The series kicks off with an information session at 6:30 p.m. Tuesday at the Riverside Art Center, 76 N. Huron St.
On Wednesday, March 13 at 3:30 p.m., residents, business owners and students are invited for a walk between the Eastern Michigan University student center to downtown to discuss the relationship between the university and Ypsilanti.
Among the topics are how the geographical layout affects the relationship between the two communities, the physical barriers between the school and business community, the partnerships - or lack of - between the city and university, the housing district between the school and commercial area and how all these factors play together to form the relationship between EMU and downtown business.
“The hope is to have a rich dialogue about physical changes or improving relationships - there’s a lot that can come out of walking and talking about it,” Gillotti said.
A second walk between Depot Town and downtown is planned for 5:30 p.m. from the Depot Town Freighthouse to the downtown Ypsilanti studio serving as a temporary base for the project.
Among the primary topics of that walk is how to prepare to further develop Depot Town once there is a commuter rail stop, ideas for the vacant Boys and Girls Club of Ypsilanti and a discussion about the Water Street project.
On Thursday, March 14 at 4 p.m., residents are invited to gather at the Parkridge Community Center, 591 Armstrong Drive, for a walk through Ypsilanti’s southside to discuss with planners and police what can be done to stabilize the neighborhood, what programs might be useful for residents there or how to create jobs among other topics.
Residents also can drop in to the studio at 206 W. Michigan Ave. and discuss ideas with planners and designers any time on Wednesday and Thursday.

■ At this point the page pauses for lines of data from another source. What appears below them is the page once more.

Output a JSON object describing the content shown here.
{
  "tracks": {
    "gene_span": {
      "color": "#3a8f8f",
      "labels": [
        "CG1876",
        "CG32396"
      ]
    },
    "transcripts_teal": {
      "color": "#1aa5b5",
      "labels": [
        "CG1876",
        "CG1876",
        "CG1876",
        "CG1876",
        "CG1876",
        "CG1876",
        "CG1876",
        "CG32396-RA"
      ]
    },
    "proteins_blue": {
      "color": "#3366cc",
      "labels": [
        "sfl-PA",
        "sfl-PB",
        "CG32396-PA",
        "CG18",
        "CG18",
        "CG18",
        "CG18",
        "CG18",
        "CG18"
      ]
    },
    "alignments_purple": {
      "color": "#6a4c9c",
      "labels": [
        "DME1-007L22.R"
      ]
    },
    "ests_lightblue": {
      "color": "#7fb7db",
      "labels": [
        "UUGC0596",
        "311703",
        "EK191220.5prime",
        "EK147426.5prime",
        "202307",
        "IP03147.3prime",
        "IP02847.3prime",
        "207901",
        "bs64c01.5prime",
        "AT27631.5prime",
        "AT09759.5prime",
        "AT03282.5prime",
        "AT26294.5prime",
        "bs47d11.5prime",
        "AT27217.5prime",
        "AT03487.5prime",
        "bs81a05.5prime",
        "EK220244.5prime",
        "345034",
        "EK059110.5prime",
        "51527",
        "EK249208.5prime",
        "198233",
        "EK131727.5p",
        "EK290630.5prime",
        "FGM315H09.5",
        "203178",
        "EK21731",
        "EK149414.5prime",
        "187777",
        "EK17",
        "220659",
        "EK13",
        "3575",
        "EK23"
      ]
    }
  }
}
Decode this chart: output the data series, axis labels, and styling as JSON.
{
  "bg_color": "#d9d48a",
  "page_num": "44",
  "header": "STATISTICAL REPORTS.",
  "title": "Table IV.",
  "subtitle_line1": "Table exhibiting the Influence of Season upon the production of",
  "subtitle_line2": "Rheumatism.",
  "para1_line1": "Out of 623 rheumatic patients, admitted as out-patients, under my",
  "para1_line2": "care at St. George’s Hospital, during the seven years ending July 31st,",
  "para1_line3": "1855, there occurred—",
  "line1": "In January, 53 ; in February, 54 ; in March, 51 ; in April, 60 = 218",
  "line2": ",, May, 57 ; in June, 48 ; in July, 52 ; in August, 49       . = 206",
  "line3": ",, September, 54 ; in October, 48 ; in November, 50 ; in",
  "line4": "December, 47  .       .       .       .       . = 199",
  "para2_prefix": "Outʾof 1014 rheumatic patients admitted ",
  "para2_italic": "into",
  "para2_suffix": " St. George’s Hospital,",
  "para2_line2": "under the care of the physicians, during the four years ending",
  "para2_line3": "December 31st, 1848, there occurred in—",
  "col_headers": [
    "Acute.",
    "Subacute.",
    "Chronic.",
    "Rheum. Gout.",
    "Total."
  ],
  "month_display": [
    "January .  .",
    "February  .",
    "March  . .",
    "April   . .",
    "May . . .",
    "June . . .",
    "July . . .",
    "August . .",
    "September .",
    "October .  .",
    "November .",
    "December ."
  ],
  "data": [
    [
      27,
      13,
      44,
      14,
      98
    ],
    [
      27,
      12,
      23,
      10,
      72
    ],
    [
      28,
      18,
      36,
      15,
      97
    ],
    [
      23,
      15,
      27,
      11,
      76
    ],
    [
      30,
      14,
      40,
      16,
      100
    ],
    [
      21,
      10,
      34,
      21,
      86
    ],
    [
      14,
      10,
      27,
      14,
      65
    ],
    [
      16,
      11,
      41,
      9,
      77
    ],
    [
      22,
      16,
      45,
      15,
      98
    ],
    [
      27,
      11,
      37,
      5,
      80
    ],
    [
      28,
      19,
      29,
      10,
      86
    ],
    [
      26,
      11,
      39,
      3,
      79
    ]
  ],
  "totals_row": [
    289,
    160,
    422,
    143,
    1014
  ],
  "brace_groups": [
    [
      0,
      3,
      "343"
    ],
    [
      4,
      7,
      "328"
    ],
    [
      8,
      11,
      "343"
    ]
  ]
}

At 5 p.m. on Friday, the community is invited to a presentation from the planners at the downtown studios on what they heard the community would like to see happen and receive further feedback on those ideas, which will be used as guides to developing the plan.
Gillotti said she wants to hear exciting ideas, but she also wants to make sure they are within the city’s means and realistic for an area with financial challenges.
“One of the things tempering the entire conversation is that Ypsilanti has changed a lot in 20 years so we want to make sure we’re realistic,” Gillotti said. “There’s a lot to be considered and we want to be very realistic; not have pie in the sky ideas, but still be innovative and creative.”